SAMPIT – Sekolah Menengah Pertama (SMP) Negeri 1 Sampit, Kabupaten Kotawaringin Timur (Kotim), mendapat apresiasi dari Balai Penjaminan Mutu Pendidikan (BPMP) sebagai calon sekolah pengimbas dalam pelaksanaan program Sekolah Aman, Ramah Anak dan Tanpa Kekerasan.
Penghargaan ini didasari oleh berbagai inovasi yang dilakukan sekolah dalam mengelola pendidikan yang berpusat pada kolaborasi serta penguatan karakter. “Alhamdulillah, pada Mei ini kami diapresiasi sebagai calon pengimbas oleh BPMP. Salah satu inovasinya adalah setiap agenda besar sekolah selalu melibatkan orang tua. Misalnya pada perayaan Hari Kartini dan Hardiknas, semua kegiatan kami kolaborasikan antara siswa, guru, dan orang tua,” ujar Kepala SMPN 1 Sampit, Suyoso, Sabtu 3 Mei 2025.
Dalam kegiatan peringatan Hari Pendidikan Nasional (Hardiknas), sekolah melibatkan orang tua sebagai juri berbagai lomba. Selain itu, untuk meningkatkan kemampuan bahasa Inggris siswa, sekolah mengadakan English Drama yang dimainkan oleh siswa dari berbagai kelas agar seluruh siswa terlibat aktif dan termotivasi.
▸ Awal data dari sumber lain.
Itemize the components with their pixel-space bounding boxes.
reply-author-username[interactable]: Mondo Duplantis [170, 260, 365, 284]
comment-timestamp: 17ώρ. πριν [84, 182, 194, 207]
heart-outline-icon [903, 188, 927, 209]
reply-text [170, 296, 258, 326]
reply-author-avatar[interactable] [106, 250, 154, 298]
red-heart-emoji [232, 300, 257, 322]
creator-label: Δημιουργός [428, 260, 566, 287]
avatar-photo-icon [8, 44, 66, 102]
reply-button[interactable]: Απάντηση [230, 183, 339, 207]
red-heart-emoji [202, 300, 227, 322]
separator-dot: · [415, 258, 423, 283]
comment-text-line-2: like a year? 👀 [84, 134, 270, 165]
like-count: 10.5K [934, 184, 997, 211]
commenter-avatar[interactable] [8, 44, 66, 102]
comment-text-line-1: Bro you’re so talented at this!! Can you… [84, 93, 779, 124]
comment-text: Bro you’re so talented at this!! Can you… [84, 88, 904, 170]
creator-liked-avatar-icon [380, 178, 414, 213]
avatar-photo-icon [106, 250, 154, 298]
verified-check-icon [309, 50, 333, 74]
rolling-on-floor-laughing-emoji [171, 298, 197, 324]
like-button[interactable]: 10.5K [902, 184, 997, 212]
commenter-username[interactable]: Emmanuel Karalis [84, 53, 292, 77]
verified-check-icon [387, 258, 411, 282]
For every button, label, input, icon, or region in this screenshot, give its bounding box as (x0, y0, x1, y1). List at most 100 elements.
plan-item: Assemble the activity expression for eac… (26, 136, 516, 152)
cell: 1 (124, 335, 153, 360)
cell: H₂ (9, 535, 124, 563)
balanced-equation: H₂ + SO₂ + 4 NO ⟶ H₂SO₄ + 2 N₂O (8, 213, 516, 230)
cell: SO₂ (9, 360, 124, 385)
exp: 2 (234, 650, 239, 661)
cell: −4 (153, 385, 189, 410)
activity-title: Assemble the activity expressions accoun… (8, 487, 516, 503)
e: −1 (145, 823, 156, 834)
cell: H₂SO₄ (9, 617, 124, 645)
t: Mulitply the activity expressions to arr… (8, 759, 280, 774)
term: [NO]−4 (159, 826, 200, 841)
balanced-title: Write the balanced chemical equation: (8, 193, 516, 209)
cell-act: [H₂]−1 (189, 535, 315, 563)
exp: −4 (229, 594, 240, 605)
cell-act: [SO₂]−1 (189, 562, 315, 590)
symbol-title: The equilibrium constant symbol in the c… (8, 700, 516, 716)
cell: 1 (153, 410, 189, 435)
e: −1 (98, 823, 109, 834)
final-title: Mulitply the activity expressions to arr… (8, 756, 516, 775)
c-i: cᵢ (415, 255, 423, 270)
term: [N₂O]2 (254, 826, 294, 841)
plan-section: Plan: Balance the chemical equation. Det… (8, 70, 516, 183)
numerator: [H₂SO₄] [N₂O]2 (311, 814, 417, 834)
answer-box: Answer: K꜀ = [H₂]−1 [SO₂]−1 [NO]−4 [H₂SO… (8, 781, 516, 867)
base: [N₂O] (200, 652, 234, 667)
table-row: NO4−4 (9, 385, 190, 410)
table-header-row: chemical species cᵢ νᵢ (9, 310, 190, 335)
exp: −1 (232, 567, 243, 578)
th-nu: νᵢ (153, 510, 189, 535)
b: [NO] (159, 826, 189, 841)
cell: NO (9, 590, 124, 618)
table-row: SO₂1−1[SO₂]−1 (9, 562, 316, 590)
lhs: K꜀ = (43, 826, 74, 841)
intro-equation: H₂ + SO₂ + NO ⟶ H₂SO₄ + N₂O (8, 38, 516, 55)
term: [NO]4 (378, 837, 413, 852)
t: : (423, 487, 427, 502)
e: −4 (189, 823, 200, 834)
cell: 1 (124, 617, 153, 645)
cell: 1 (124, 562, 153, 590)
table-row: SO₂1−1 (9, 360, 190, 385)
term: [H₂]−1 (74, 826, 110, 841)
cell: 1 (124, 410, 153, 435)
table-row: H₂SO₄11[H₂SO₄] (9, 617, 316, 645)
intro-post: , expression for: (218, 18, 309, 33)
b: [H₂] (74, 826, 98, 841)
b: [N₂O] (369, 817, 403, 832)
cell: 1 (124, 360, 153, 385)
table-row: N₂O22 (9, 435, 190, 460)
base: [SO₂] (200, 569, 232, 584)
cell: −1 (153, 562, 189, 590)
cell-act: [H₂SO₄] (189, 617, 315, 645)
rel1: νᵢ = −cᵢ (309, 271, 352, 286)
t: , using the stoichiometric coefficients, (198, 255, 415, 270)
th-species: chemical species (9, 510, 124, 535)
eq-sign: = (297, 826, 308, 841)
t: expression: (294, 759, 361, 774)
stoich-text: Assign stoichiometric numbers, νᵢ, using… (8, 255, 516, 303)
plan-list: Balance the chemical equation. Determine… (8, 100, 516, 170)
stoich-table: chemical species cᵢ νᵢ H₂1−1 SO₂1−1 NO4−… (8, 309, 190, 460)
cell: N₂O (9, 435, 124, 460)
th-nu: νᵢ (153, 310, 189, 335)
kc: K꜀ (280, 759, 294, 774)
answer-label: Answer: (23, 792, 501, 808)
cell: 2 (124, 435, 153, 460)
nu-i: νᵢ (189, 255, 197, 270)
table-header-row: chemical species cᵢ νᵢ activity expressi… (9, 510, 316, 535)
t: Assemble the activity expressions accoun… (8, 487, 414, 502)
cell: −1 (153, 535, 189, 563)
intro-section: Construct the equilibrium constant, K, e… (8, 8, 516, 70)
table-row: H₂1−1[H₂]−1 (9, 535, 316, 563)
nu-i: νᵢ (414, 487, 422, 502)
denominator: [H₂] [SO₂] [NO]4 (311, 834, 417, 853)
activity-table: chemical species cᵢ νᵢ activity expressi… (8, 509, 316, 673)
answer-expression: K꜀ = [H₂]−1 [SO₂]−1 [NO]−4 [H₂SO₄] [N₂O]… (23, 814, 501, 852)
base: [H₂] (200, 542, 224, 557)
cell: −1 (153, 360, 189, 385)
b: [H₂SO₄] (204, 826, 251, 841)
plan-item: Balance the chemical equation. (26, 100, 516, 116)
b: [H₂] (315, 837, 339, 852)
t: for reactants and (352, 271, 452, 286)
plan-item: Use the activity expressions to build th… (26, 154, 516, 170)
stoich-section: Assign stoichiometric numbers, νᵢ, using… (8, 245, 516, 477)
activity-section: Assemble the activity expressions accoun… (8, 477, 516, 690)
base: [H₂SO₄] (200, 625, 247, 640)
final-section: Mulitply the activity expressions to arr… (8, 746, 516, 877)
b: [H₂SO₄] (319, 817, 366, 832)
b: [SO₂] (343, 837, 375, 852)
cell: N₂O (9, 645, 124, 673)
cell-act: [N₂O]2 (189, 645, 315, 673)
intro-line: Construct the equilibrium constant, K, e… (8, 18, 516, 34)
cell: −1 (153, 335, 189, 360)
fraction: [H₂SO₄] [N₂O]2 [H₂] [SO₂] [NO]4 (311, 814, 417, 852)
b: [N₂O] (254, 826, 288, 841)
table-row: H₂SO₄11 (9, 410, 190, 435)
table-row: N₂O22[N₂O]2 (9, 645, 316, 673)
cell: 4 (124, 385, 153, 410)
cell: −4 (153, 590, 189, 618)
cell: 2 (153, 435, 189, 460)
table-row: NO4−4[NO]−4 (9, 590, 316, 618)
“Inovasi ini menjadi pemicu semangat siswa. English drama kami rancang agar semua siswa dapat belajar bahasa Inggris melalui peran dan cerita. Jadi pembelajaran jadi menyenangkan dan bermakna,” jelasnya. Tidak hanya itu, SMPN 1 Sampit juga menanamkan kepedulian terhadap kebersihan lingkungan. Setiap guru diminta memulai kegiatan belajar dengan memastikan kelas bersih. Menurut Suyoso, prinsip yang diterapkan adalah “Kebersihan sebagian dari iman”.
“Kami ingin kesadaran terhadap lingkungan tumbuh sejak dini. Jadi sebelum mulai belajar, yang utama adalah membersihkan lingkungan kelas. Ini sederhana, tapi dampaknya besar terhadap pembentukan karakter,” tutupnya.
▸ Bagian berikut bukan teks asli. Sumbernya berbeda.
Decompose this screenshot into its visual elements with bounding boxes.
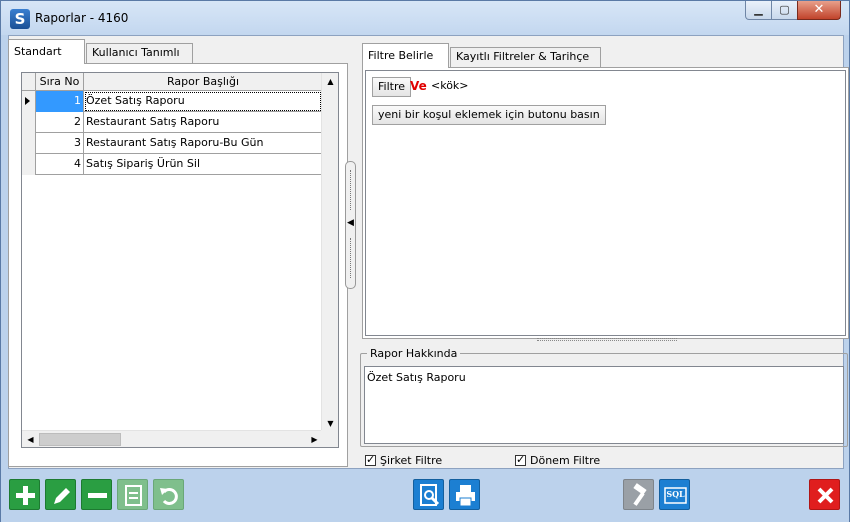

Sebelumnya, Kepala SMP Negeri 1 Sampit, Suyoso juga menyampaikan bahwa pengembangan lingkungan sekolah terus dilakukan dengan mengedepankan kemitraan bersama orang tua, swasta, dan pemerintah. Salah satu wujud nyata dari kolaborasi ini adalah pembangunan dan pemanfaatan mushola sekolah sebagai pusat pembinaan karakter religius siswa.
“Alhamdulillah, akses pengembangan sekolah kami lakukan melalui kemitraan dengan orang tua, Dinas Pendidikan, dan juga pihak swasta seperti PT Wilmar Group. Saat ini mushola sudah dimanfaatkan anak-anak untuk salat secara bergilir,” ujar Suyoso, Sabtu 3 Mei 2025.
Dia menjelaskan, karena keterbatasan daya tampung mushola, siswa salat secara bergantian. Untuk memastikan partisipasi, pihak sekolah menerapkan sistem kartu laporan salat yang diserahkan setiap selesai menjalankan ibadah. “Siswa yang telah salat menyerahkan kartu pelaksanaan salatnya. Ini menjadi cara kami membangun kedisiplinan dan memantau pembiasaan ibadah,” jelasnya.
Lebih lanjut, pengembangan mushola masih terus dilanjutkan. Rencana ke depan mencakup pembangunan teras luar, gerbang penghubung antar ruang, serta pemanfaatan mushola sebagai pusat imam terpadu yang terhubung dengan ruang-ruang lain melalui sistem jaringan audio. “Kami membuka seluas-luasnya dukungan dari pihak mana pun untuk menyempurnakan fasilitas ini, sehingga mushola bisa menjadi pusat pembinaan karakter yang kuat bagi siswa,” pungkasnya.